Senate filibuster rule change doesn’t go far enough. End all filibusters!
Republicans are warning that Democrats will regret their November 21 party-line vote to change rules of the U.S. Senate to permit confirmation of presidential appointees (except Supreme Court justices) by a simple majority instead of the 60% supermajority which had been required. No, they won’t, or at least shouldn’t.
Someday Republicans may control both the Presidency and the Senate, as the Democrats do now. And then Republicans could confirm appointees without regard to minority opinion. So what? If any party can elect a President and a majority in the U.S. Senate that party should be able to confirm presidential appointees, as the Constitution provides.
There’s no filibuster in the U.S. Constitution. In fact I’d suggest that the filibuster, requiring a 60% supermajority in the U.S. Senate is actually unconstitutional.
The U.S. Constitution does require a supermajority in the U.S. Senate for specific reasons like the ratification of treaties and amendments to the Constitution itself. But in all other cases including legislation and confirming presidential appointments, Article I provides that in the event of a tie vote in the U.S. Senate, the vice president of the United States should cast the deciding vote.
Why would the Constitution specify a tie-breaker if a supermajority of 60% or more was required to enact legislation or confirm appointments?
The custom of the filibuster, allowing unlimited debate as long as any member wishes to speak, reflected the courtesies of the 18th century, and was the practice in both houses of Congress at the time of the founding of the republic. But as the House of Representatives increased the number of its members, its rules were changed to limit debate and insure a vote despite minority opposition.
The U.S. Senate retained the custom of unlimited debate in its rules until 1917 when its rules were amended to cut-off debate by “cloture” upon a two-thirds vote. As recently as 1975, the U.S. Senate again changed its rules to reduce the number of votes required for cloture from two-thirds to three-fifths, or 60 out of the current 100 senators.

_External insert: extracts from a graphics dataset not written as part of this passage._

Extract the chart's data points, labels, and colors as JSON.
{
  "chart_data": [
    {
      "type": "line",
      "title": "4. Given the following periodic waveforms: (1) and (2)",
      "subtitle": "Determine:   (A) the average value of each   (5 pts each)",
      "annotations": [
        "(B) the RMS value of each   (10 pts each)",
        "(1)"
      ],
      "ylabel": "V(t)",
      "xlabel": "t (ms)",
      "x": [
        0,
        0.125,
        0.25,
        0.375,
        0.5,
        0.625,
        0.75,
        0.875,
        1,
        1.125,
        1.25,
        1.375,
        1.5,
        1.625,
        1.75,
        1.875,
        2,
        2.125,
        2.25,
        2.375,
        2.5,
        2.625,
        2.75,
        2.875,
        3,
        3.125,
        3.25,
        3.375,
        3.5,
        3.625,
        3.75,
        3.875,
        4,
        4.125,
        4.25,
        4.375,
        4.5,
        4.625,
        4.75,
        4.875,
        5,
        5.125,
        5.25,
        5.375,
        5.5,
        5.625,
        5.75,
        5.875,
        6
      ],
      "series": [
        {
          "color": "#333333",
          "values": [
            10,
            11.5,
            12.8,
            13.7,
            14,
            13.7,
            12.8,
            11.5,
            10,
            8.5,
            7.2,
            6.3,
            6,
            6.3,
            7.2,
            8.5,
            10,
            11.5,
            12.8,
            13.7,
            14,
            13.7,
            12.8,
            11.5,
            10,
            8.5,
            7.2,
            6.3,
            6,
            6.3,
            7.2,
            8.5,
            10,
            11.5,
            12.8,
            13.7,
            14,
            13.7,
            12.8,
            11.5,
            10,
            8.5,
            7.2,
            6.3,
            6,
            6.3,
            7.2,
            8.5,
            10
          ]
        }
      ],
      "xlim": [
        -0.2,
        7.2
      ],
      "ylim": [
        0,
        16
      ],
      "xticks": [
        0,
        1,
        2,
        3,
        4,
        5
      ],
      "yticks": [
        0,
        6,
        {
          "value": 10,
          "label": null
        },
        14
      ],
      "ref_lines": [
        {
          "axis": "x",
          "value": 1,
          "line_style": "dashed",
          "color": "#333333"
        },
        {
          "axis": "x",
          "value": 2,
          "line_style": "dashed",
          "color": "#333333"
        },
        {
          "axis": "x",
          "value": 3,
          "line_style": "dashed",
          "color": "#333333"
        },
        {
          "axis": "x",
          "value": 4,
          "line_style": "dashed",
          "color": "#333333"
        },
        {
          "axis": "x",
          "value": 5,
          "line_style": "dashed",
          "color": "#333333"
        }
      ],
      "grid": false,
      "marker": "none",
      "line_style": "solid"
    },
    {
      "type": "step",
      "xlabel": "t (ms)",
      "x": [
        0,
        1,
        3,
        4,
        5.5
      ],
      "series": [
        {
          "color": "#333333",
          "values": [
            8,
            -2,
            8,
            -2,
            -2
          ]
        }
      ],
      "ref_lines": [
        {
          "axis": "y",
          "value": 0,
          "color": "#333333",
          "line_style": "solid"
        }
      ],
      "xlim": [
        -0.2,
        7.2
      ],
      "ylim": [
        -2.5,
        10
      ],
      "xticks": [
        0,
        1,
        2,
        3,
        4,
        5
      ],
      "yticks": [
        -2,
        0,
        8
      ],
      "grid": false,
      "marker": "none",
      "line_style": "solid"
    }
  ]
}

And now the rules have been changed again to require only a simple majority for cloture to confirm appointments (except for Supreme Court justices), to insure a vote on appointees despite minority opposition.
Our Constitution provides for a system of checks and balances. Both houses of Congress and presidential approval are required to enact legislation into law. But only the U.S. Senate is required to confirm presidential appointees, suggesting that appointees should be expeditiously considered and voted upon without the delay of a separate vote in the other house of Congress. All actions of the Congress are subject to constitutional review by the federal courts.
Allowing the U.S. Senate to act by simple majority, except as otherwise specified in the Constitution, seems like the essence of constitutional democracy. The practice of simple majority rule in the U.S. Senate should be expanded to include enactment of legislation and the confirmation of Supreme Court justices.
Yes, it could result in appointment of judges you don’t like just because one party controls both the Senate and the White House. Yes, it could result in enactment of a law you oppose just because one party controls both houses of Congress and the White House.
But that’s what the Constitution provides, including judicial oversight of congressional and presidential acts. And at least that would end the continuing clown show in the U.S. Senate where a minority of senators can hold the majority hostage on legislation and appointments to the Supreme Court.
The unconstitutional filibuster and its resulting gridlock in the Senate makes us the laughing stock of other democracies with parliamentary governments, where national leaders can be held accountable for their actions without the political cover of being able to blame their minority opposition. The unconstitutional filibuster should be abolished entirely for all matters before the U.S. Senate.